The Irish artist Sarah Purser and the political activist Maud Gonne also traverse the pages of this collection and several poems like “Digital Archive”, “Inghinidhe na hÉireann” and “Binn Éadair, En Plein Air” are inspired by them. In “Sarah Purser’s Lady with a Monkey, A Portrait,” Gonne at the age of twenty-three is “already in love, / choosing her state, beyond snobbery / and wealth, her priviliges scant defence / against heartbreak.” The political upheaval of that period in Irish history is concisely captured in the violence of the last verse of this poem; “Emergency men / with battering ram, smashing down doors. / Cries of a newborn, locked in her throat.”
MacCarthy depicts other courageous women in this collection, most notably the O’Halloran sisters from Bodyke, Co Clare, who in 1887 fiercely fought against their homestead being threatened with eviction from “baliffs on horses, soldiers and policemen”.
An hour we held fast against them.
As time wore on, loud cheers from
those who climbed the ditch
and stood on boundary fences
The historical female narrative is also convincingly voiced in other poems such as “Land League Cottage”, where Mary Yore, wife of Michael Davitt, the founder of the Irish National Land League, is heard. Her life of sacrifice as a politician’s spouse, her husband’s long absences from her and their children, “his life ransom for our bankrupt country / if late evictions are gridiron to go by” is movingly played out in a three-part sequence. Davitt as a person and his life is also lyrically depicted in the poems “Legacies of Empire” and “Two Portraits, Michael Davitt”.

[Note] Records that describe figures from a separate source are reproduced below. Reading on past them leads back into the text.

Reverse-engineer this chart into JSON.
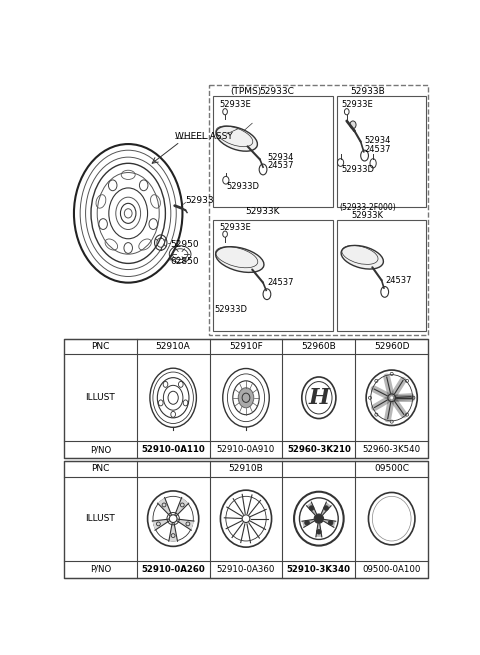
{
  "bg_color": "#ffffff",
  "lc": "#333333",
  "tlc": "#444444",
  "table1": {
    "pnc_row": [
      "PNC",
      "52910A",
      "52910F",
      "52960B",
      "52960D"
    ],
    "pno_row": [
      "P/NO",
      "52910-0A110",
      "52910-0A910",
      "52960-3K210",
      "52960-3K540"
    ],
    "bold_pno": [
      1,
      3
    ]
  },
  "table2": {
    "pnc_row_left": "52910B",
    "pnc_row_right": "09500C",
    "pno_row": [
      "P/NO",
      "52910-0A260",
      "52910-0A360",
      "52910-3K340",
      "09500-0A100"
    ],
    "bold_pno": [
      1,
      3
    ]
  }
}
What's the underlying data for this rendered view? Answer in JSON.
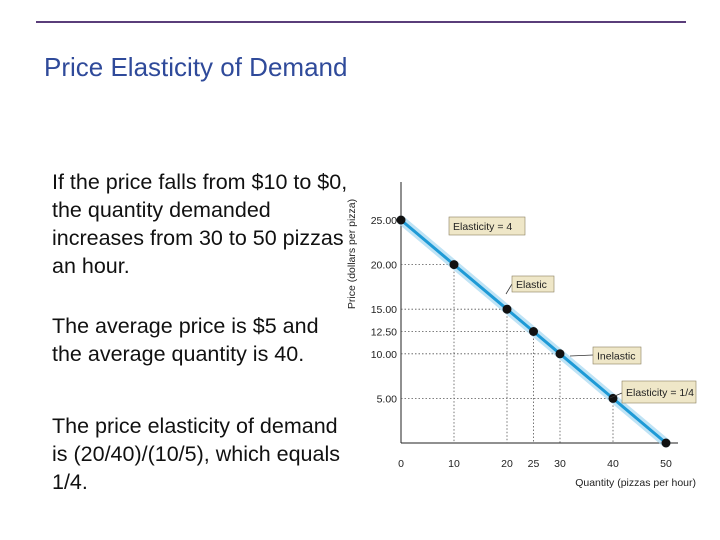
{
  "slide": {
    "title": "Price Elasticity of Demand",
    "paragraphs": [
      "If the price falls from $10 to $0, the quantity demanded increases from 30 to 50 pizzas an hour.",
      "The average price is $5 and the average quantity is 40.",
      "The price elasticity of demand is (20/40)/(10/5), which equals 1/4."
    ]
  },
  "colors": {
    "title": "#2f4a9a",
    "rule": "#5a3d7a",
    "demand_line": "#1e9ad6",
    "demand_glow": "#a9d9f2",
    "callout_fill": "#efe7c8"
  },
  "chart_data": {
    "type": "line",
    "xlabel": "Quantity (pizzas per hour)",
    "ylabel": "Price (dollars per pizza)",
    "xlim": [
      0,
      50
    ],
    "ylim": [
      0,
      27
    ],
    "x_ticks": [
      0,
      10,
      20,
      25,
      30,
      40,
      50
    ],
    "y_ticks": [
      {
        "value": 5,
        "label": "5.00"
      },
      {
        "value": 10,
        "label": "10.00"
      },
      {
        "value": 12.5,
        "label": "12.50"
      },
      {
        "value": 15,
        "label": "15.00"
      },
      {
        "value": 20,
        "label": "20.00"
      },
      {
        "value": 25,
        "label": "25.00"
      }
    ],
    "series": [
      {
        "x": [
          0,
          10,
          20,
          25,
          30,
          40,
          50
        ],
        "y": [
          25,
          20,
          15,
          12.5,
          10,
          5,
          0
        ]
      }
    ],
    "marked_points": [
      {
        "x": 0,
        "y": 25
      },
      {
        "x": 10,
        "y": 20
      },
      {
        "x": 20,
        "y": 15
      },
      {
        "x": 25,
        "y": 12.5
      },
      {
        "x": 30,
        "y": 10
      },
      {
        "x": 40,
        "y": 5
      },
      {
        "x": 50,
        "y": 0
      }
    ],
    "annotations": [
      {
        "text": "Elasticity = 4",
        "x": 5,
        "y": 22.5
      },
      {
        "text": "Elastic",
        "x": 15,
        "y": 17.5
      },
      {
        "text": "Inelastic",
        "x": 35,
        "y": 7.5
      },
      {
        "text": "Elasticity = 1/4",
        "x": 45,
        "y": 2.5
      }
    ],
    "grid": false
  }
}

Throughout Daughters of the House there appears a deceptive simplicity to the poems on offer. The work is pared back, has about it an attractive natural ease, but closer reading also reveals an underlying elegant concision to these thought-provoking poems which stay with you for their attention to their subjects and the power of their imagery. Ultimately, MacCarthy knows that the job of the poet is to persist until the poem is released crafted onto the page, like the trapped bird in her final poem that is pulled dishevelled and stained from a chimney breast, !Then, lifted wings and hopped / onto the window ledge. And flew. A freed white dove.”
Enda Wyley is a poet. Her most recent collection is Borrowed Space, New and Selected Poems. A sixth collection, The Painter on his Bike, is forthcoming from Dedalus Press. She is a member of Aosdána.